A FLAGSHIP health unit for dementia patients across south Essex is to open in Billericay .

Health chiefs have given the green light for Mountnessing Court to be transformed into a 22-bed centre for patients with Alzheimer’s disease and other forms of dementia – and say it will lead the way in specialist care.

The facility will be used to bridge the period between when patients come out of hospital but aren’t well enough to be live independently in their own homes.

Patients can stay for up to eight weeks and round-the-clock care will be provided.

It will also bring together medical, therapeutic and social care, along with mental health staff and workers from the Alzheimer’s Society, all under one roof.

The centre will open in autumn on a trial basis, with the results assessed in January, 2013.

Ian Stidston, director of primary care and partnership commissioning at NHS South Essex, said: “This unit will give people the choice to have intensive support away from hospital.

“We want to provide the care they and their carers need, so they can stay at home and live as independently as possible, for as long as possible, if that is their wish.”
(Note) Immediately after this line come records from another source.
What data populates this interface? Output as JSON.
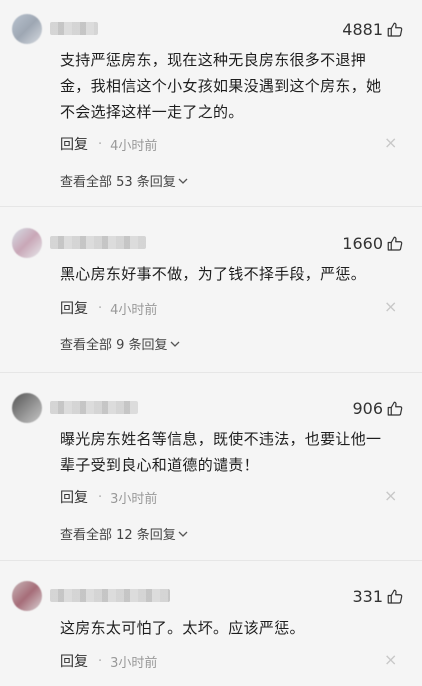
{
  "comments": [
    {
      "likes": "4881",
      "text_lines": [
        "支持严惩房东，现在这种无良房东很多不退押",
        "金，我相信这个小女孩如果没遇到这个房东，她",
        "不会选择这样一走了之的。"
      ],
      "reply_label": "回复",
      "time": "4小时前",
      "view_all": "查看全部 53 条回复"
    },
    {
      "likes": "1660",
      "text_lines": [
        "黑心房东好事不做，为了钱不择手段，严惩。"
      ],
      "reply_label": "回复",
      "time": "4小时前",
      "view_all": "查看全部 9 条回复"
    },
    {
      "likes": "906",
      "text_lines": [
        "曝光房东姓名等信息，既使不违法，也要让他一",
        "辈子受到良心和道德的谴责！"
      ],
      "reply_label": "回复",
      "time": "3小时前",
      "view_all": "查看全部 12 条回复"
    },
    {
      "likes": "331",
      "text_lines": [
        "这房东太可怕了。太坏。应该严惩。"
      ],
      "reply_label": "回复",
      "time": "3小时前"
    }
  ]
}
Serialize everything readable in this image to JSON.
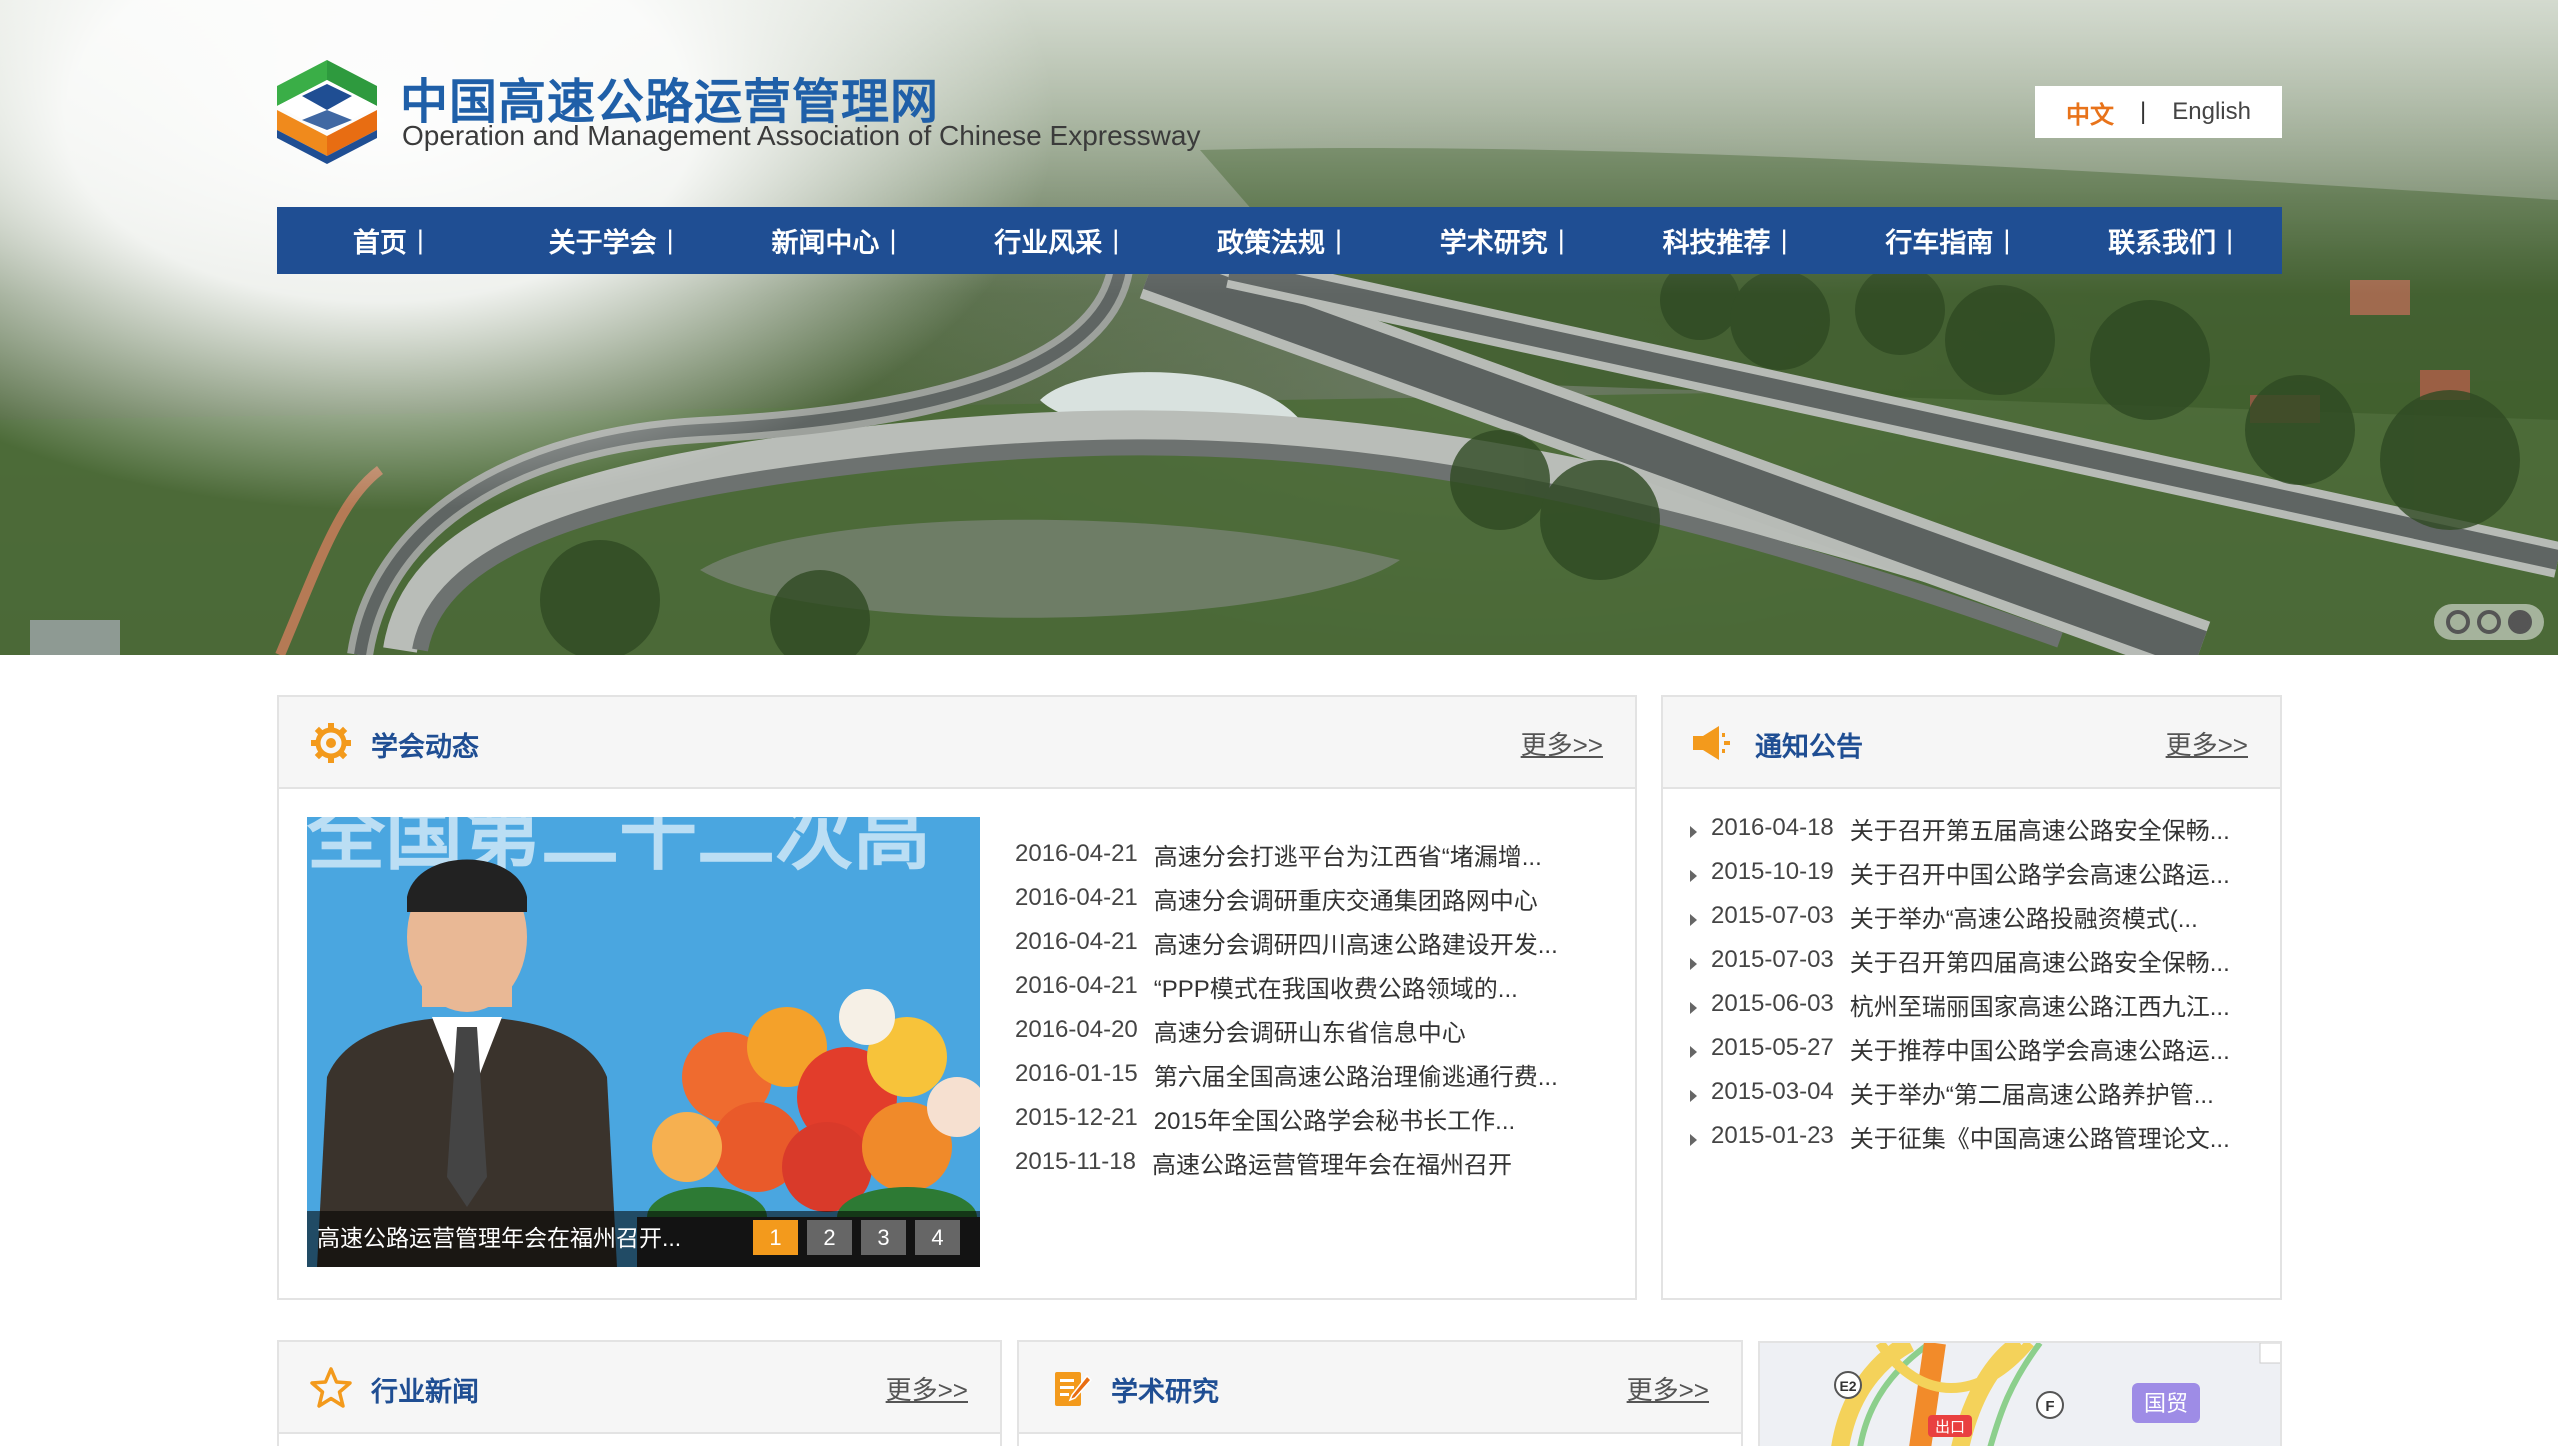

The aim of the unit will be to get dementia sufferers, who will come from Basildon , Thurrock , Rochford and Castle Point, but not Southend, back to a state of health which allows them to return to their homes.

Residents with dementia and a particular medical problem, such as a urinary tract infection, will also be able to stay at the centre, so they can be supported before their problem becomes so serious that an admission to hospital is necessary.

Families of patients will also be able to access support from experts at the centre, who have experience in dealing with all aspects of the condition.

Katherine Kirk , chairman of NHS South Essex – the primary care trust serving the area – said the centre would be a “flagship facility”.

She added: “An important aspect of this project is the support from the Alzheimer’s Society for carers, both on the unit and also in the community, once the patient has returned home.”

The centre, in Mountnessing Road, was previously used as a day hospital and as a support centre for elderly people with mental illness.

Health bosses touted the prospect of closing the unit, but instead opted to transform it into the specialist dementia unit.